Using hw.uarray

I am trying to generate unpacked arrays in Verilog, by trying to use hw.uarray. For example, something as simple as:

hw.module @simple_aggregates_uarray(%a: !hw.uarray<8xi16>) -> (%y: i16) {
    %0 = hw.constant 4 : i3
    %1 = hw.array_get %a[%y] : !hw.uarray<8xi16>
    hw.output %1 : i16
}

However, I get

<stdin>:3:10: error: custom op 'hw.array_get' 'input' must be an ArrayType, but got '!hw.uarray<8xi16>'
    %1 = hw.array_get %a[%y] : !hw.uarray<8xi16>
         ^

It seems like I can’t use hw.uarray in the normal places I could use hw.array (from the tests/ directory, it seems like hw.uarray is only used in inouts?)

Welcome to the CIRCT world!

Yep, you’ve got it - you can only use uarray with inouts. I’d recommend checkout out some of the examples in the testsuite to see working examples, e.g. in test/Conversion/ExportVerilog/hw-dialect.mlir.

-Chris

Thanks Chris!

Is there a specific reason for this restriction? Taking that further, is there a reason that this is a hw concept and not just an option to EmitVerilog?

Is there a specific reason for this restriction?

the main reason is that unpacked arrays are not values in the verilog sense: you can’t pass around copies of something of uarray type. They are intended to be indexed into.

What problem are you running into?

Taking that further, is there a reason that this is a hw concept and not just an option to EmitVerilog?

I’m not sure what you mean here?

-Chris

I think what @setaluri means is that packed vs. unpacked arrays could theoretically be an export verilog style option. I.e. export verilog could use unpacked arrays for every hw.array (if that style is selected) then output the necessary assignments for each element. (I don’t think this makes sense as a style option, if needed I think a pass is more appropriate.)

@setaluri Why do you need unpacked arrays? If you’re not using inout port types, there’s really no reason.

@clattner Didn’t we discuss moving uarray into the sv dialect at some point in the past? Or am I thinking of something else? IIRC, there aren’t any operations in the hw dialect which operate on it.

I think what @setaluri means is that packed vs. unpacked arrays could theoretically be an export verilog style option. I.e. export verilog could use unpacked arrays for every hw.array (if that style is selected) then output the necessary assignments for each element. (I don’t think this makes sense as a style option, if needed I think a pass is more appropriate.)

I mean, that transformation could exist, but why would we want it to? These are conceptually different things, and mean different things to the downstream tools. This isn’t complexity that the IR should paper over, this is inherent to the design the frontend is trying to express.

@clattner Didn’t we discuss moving uarray into the sv dialect at some point in the past? Or am I thinking of something else? IIRC, there aren’t any operations in the hw dialect which operate on it.

Yes, I would prefer that, that is the correct conceptual layering.

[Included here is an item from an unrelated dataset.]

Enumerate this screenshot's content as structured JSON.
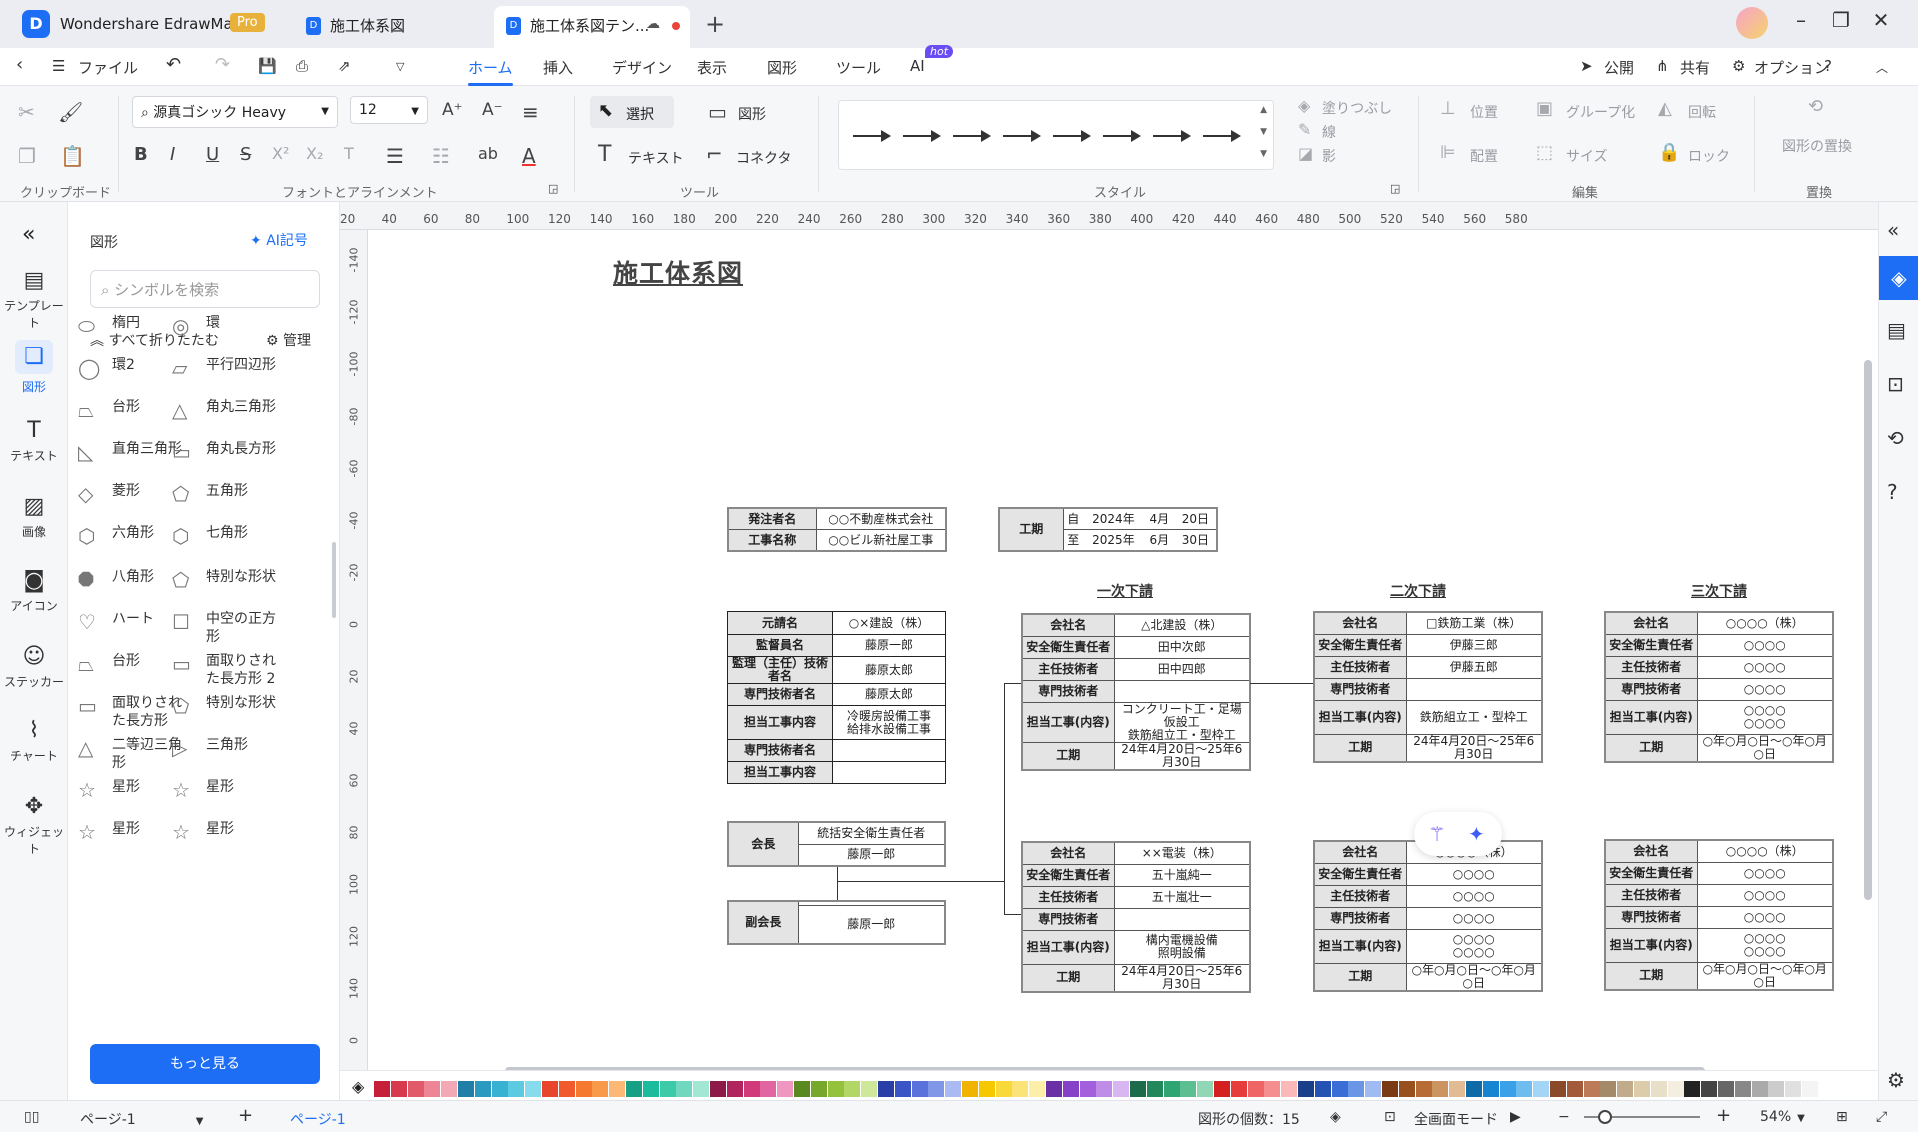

It just makes some of the predicates in the HW more annoying/complicated to implement, so it hasn’t been worth it.

-Chris

I agree – it’s likely not necessary and indeed a bad idea.

The conceptual difference isn’t intuitively clear in systemverilog – “packed” vs “unpacked” to my ears doesn’t do it. If we’re going to leave it in the hw dialect for practicality reasons, maybe a different name (e.g. hw.ioarray) and some hw level operations which use it are warranted? Tri-state wires (inout) exist in ASIC hardware.

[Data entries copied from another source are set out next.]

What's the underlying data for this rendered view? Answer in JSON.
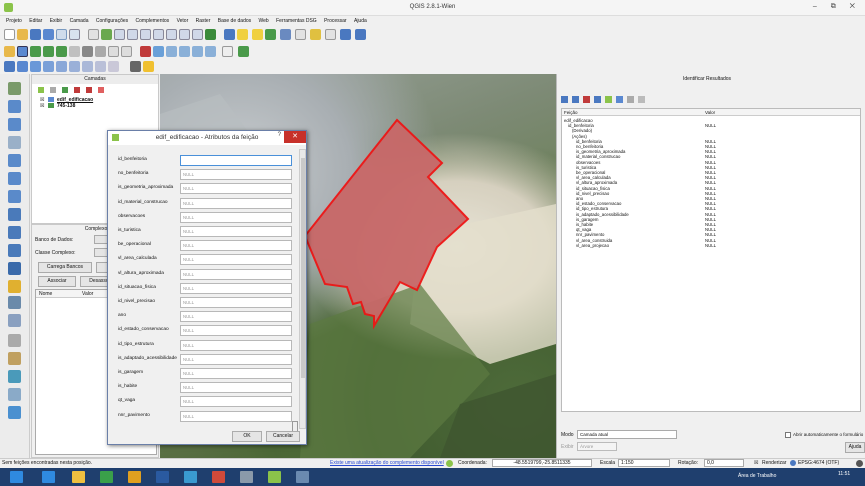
{
  "window": {
    "title": "QGIS 2.8.1-Wien",
    "controls": "– ⧉ ✕"
  },
  "menu": [
    "Projeto",
    "Editar",
    "Exibir",
    "Camada",
    "Configurações",
    "Complementos",
    "Vetor",
    "Raster",
    "Base de dados",
    "Web",
    "Ferramentas DSG",
    "Processar",
    "Ajuda"
  ],
  "layers_panel": {
    "title": "Camadas",
    "items": [
      {
        "label": "edif_edificacao"
      },
      {
        "label": "745-138"
      }
    ]
  },
  "complexo_panel": {
    "title": "Complexo",
    "db_label": "Banco de Dados:",
    "class_label": "Classe Complexo:",
    "load_button": "Carrega Bancos",
    "associate_button": "Associar",
    "disassociate_button": "Desassociar",
    "columns": [
      "Nome",
      "Valor"
    ]
  },
  "dialog": {
    "title": "edif_edificacao - Atributos da feição",
    "help": "?",
    "close": "✕",
    "ok": "OK",
    "cancel": "Cancelar",
    "fields": [
      {
        "label": "id_benfeitoria",
        "value": ""
      },
      {
        "label": "no_benfeitoria",
        "value": "NULL"
      },
      {
        "label": "is_geometria_aproximada",
        "value": "NULL"
      },
      {
        "label": "id_material_construcao",
        "value": "NULL"
      },
      {
        "label": "observacoes",
        "value": "NULL"
      },
      {
        "label": "is_turistica",
        "value": "NULL"
      },
      {
        "label": "be_operacional",
        "value": "NULL"
      },
      {
        "label": "vl_area_calculada",
        "value": "NULL"
      },
      {
        "label": "vl_altura_aproximada",
        "value": "NULL"
      },
      {
        "label": "id_situacao_fisica",
        "value": "NULL"
      },
      {
        "label": "id_nivel_precisao",
        "value": "NULL"
      },
      {
        "label": "ano",
        "value": "NULL"
      },
      {
        "label": "id_estado_conservacao",
        "value": "NULL"
      },
      {
        "label": "id_tipo_estrutura",
        "value": "NULL"
      },
      {
        "label": "is_adaptado_acessibilidade",
        "value": "NULL"
      },
      {
        "label": "is_garagem",
        "value": "NULL"
      },
      {
        "label": "is_habite",
        "value": "NULL"
      },
      {
        "label": "qt_vaga",
        "value": "NULL"
      },
      {
        "label": "nnr_pavimento",
        "value": "NULL"
      }
    ]
  },
  "results_panel": {
    "title": "Identificar Resultados",
    "col_feature": "Feição",
    "col_value": "Valor",
    "rows": [
      {
        "k": "edif_edificacao",
        "v": ""
      },
      {
        "k": "id_benfeitoria",
        "v": "NULL"
      },
      {
        "k": "(Derivado)",
        "v": ""
      },
      {
        "k": "(Ações)",
        "v": ""
      },
      {
        "k": "id_benfeitoria",
        "v": "NULL"
      },
      {
        "k": "no_benfeitoria",
        "v": "NULL"
      },
      {
        "k": "is_geometria_aproximada",
        "v": "NULL"
      },
      {
        "k": "id_material_construcao",
        "v": "NULL"
      },
      {
        "k": "observacoes",
        "v": "NULL"
      },
      {
        "k": "is_turistica",
        "v": "NULL"
      },
      {
        "k": "be_operacional",
        "v": "NULL"
      },
      {
        "k": "vl_area_calculada",
        "v": "NULL"
      },
      {
        "k": "vl_altura_aproximada",
        "v": "NULL"
      },
      {
        "k": "id_situacao_fisica",
        "v": "NULL"
      },
      {
        "k": "id_nivel_precisao",
        "v": "NULL"
      },
      {
        "k": "ano",
        "v": "NULL"
      },
      {
        "k": "id_estado_conservacao",
        "v": "NULL"
      },
      {
        "k": "id_tipo_estrutura",
        "v": "NULL"
      },
      {
        "k": "is_adaptado_acessibilidade",
        "v": "NULL"
      },
      {
        "k": "is_garagem",
        "v": "NULL"
      },
      {
        "k": "is_habite",
        "v": "NULL"
      },
      {
        "k": "qt_vaga",
        "v": "NULL"
      },
      {
        "k": "nnr_pavimento",
        "v": "NULL"
      },
      {
        "k": "vl_area_construida",
        "v": "NULL"
      },
      {
        "k": "vl_area_projecao",
        "v": "NULL"
      }
    ],
    "mode_label": "Modo",
    "mode_value": "Camada atual",
    "view_label": "Exibir",
    "view_value": "Árvore",
    "auto_open": "Abrir automaticamente o formulário",
    "help_button": "Ajuda"
  },
  "statusbar": {
    "left": "Sem feições encontradas nesta posição.",
    "update_link": "Existe uma atualização do complemento disponível",
    "coord_label": "Coordenada:",
    "coord_value": "-48.5519799,-25.8511335",
    "scale_label": "Escala",
    "scale_value": "1:150",
    "rotation_label": "Rotação:",
    "rotation_value": "0,0",
    "render_label": "Renderizar",
    "crs": "EPSG:4674 (OTF)"
  },
  "taskbar": {
    "desktop_label": "Área de Trabalho",
    "time": "11:51"
  }
}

To be clear, I don’t have a strong opinion on this (since FPGAs don’t have tri-state logic) but would like to avoid future confusion.

I think the problem here is that “packed” vs “unpacked” undersells the semantic difference here. Packed arrays are just an abstraction over bags of bits. “unpacked” arrays are a completely different thing (mem inference etc).

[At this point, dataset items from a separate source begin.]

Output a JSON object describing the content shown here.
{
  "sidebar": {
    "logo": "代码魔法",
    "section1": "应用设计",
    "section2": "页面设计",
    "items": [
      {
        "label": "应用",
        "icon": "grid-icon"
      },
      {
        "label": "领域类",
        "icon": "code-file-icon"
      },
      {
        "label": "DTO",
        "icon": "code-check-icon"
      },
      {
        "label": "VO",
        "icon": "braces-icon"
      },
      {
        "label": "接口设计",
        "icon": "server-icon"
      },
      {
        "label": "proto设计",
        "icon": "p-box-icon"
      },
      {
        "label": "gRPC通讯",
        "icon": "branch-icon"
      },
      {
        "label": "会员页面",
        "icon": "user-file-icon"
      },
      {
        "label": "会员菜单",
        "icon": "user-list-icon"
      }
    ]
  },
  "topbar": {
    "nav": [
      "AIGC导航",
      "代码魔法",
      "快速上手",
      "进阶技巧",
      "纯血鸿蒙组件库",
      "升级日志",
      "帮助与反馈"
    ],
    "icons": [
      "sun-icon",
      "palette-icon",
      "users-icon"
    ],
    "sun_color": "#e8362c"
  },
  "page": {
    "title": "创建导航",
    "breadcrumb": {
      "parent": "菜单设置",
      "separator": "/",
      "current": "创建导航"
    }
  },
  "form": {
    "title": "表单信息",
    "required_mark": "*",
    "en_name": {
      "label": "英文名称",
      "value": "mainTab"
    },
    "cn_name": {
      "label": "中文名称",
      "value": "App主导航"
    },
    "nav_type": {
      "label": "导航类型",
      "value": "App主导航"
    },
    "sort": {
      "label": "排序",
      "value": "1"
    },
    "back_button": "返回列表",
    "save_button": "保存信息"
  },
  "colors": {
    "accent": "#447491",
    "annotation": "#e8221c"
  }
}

The delta isn’t a two letter “un”, the delta is a completely different conceptual landscape.

100% agree. I think we should choose a different term to not repeat that mistake. (Though it’s certainly not a priority and is very likely a distraction at this point.)

@clattner @jdd thanks for the answers. @jdd 's interpretation of my question was correct, but it’s clear to me now that my understanding of the differences between packed and unpacked wasn’t complete.

The reason this came up was trying to get interface-level parity with our old Verilog code generator, which emitted unpacked arrays. Seems to me we need to think about how we’re representing the arrays in the first place.